Their overall mission seems to be killing public education as a viable pathway for all our students—not just those students in their charter or voucher schools.

Our nation’s system of check and balances is helping to stop them, but our education community needs to do more to create hurdles, roadblocks, and pressure wherever we can. And we also need to continue to do great work!

Now we have been fighting this bashing for some time. And, like you, I am sick and tired of defending what we do for children ¾ along with the notion that what we do is not nearly enough.

At NSPRA, we applaud and admire Horace Mann League and I hope you appreciate the changes made by HML in the past few years. The league is now providing you with helpful ammunition of persuasive articles every Monday morning. We tip our hat to Jack McKay and others who help make that happen.

To help in that effort, NSPRA also publishes all the persuasive articles we can by pointing out the silly comparisons and foibles being promoted by our competition.

The facts are ¾ if anyone pays attention to facts these days ¾ that our public schools are doing exceedingly well where we have the resources and the consistency of leadership to do our jobs.

Yes, consistency of leadership is so important as I’ve learned from my years in this business. If anything, our school boards need to learn from professional sports ¾ don’t change your superintendent every 2 to 3 years unless you want to consistently fail and badger your staff with start/stop initiatives.

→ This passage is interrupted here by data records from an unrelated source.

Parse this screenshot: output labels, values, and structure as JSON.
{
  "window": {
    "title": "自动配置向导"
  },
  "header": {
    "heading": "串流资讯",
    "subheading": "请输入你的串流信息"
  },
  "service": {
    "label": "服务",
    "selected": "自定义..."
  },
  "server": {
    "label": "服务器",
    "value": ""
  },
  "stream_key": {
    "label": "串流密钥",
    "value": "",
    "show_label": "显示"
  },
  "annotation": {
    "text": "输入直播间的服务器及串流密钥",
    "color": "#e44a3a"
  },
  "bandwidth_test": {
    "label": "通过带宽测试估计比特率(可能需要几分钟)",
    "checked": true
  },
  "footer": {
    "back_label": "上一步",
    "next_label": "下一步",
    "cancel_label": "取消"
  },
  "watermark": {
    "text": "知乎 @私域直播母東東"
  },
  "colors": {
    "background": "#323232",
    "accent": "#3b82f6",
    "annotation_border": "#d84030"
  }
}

Public education continues to improve and, yet, we still have pockets of students who need much more than instructional assistance — as Jim Harvey clearly pointed out in his recent study and the impactful HML report: The Iceberg Effect.

You know better than others just how hard it is to teach children who do not show up or who are dealing with health, poverty, hunger, and lack of home support.

So, now, let me give you my take on what to do about all this from a communication, engagement and strategic standpoint:

First, let me say that it appears that charters are here to stay.

I know that some states are still combatting new legislation, but we feel the charter train has left the station. Vouchers, however, are a much different story.

And for anyone who will listen, a number of recent studies have shown that students in voucher programs do not achieve well in their new settings.

In any event, we see using public dollars for private schools as wrong.

That doesn’t mean we cannot work together and collaborate for the good of the community where possible, but funding private schools with public dollars is just a no-no as far as we are concerned.

While completing a communication audit years ago, a wise superintendent told me that he legally does all he can for the parochial schools in his district. He said, “Rich, after all, THEY ARE ALL OUR CHILDREN.”

That’s a good approach and it worked well for his school community.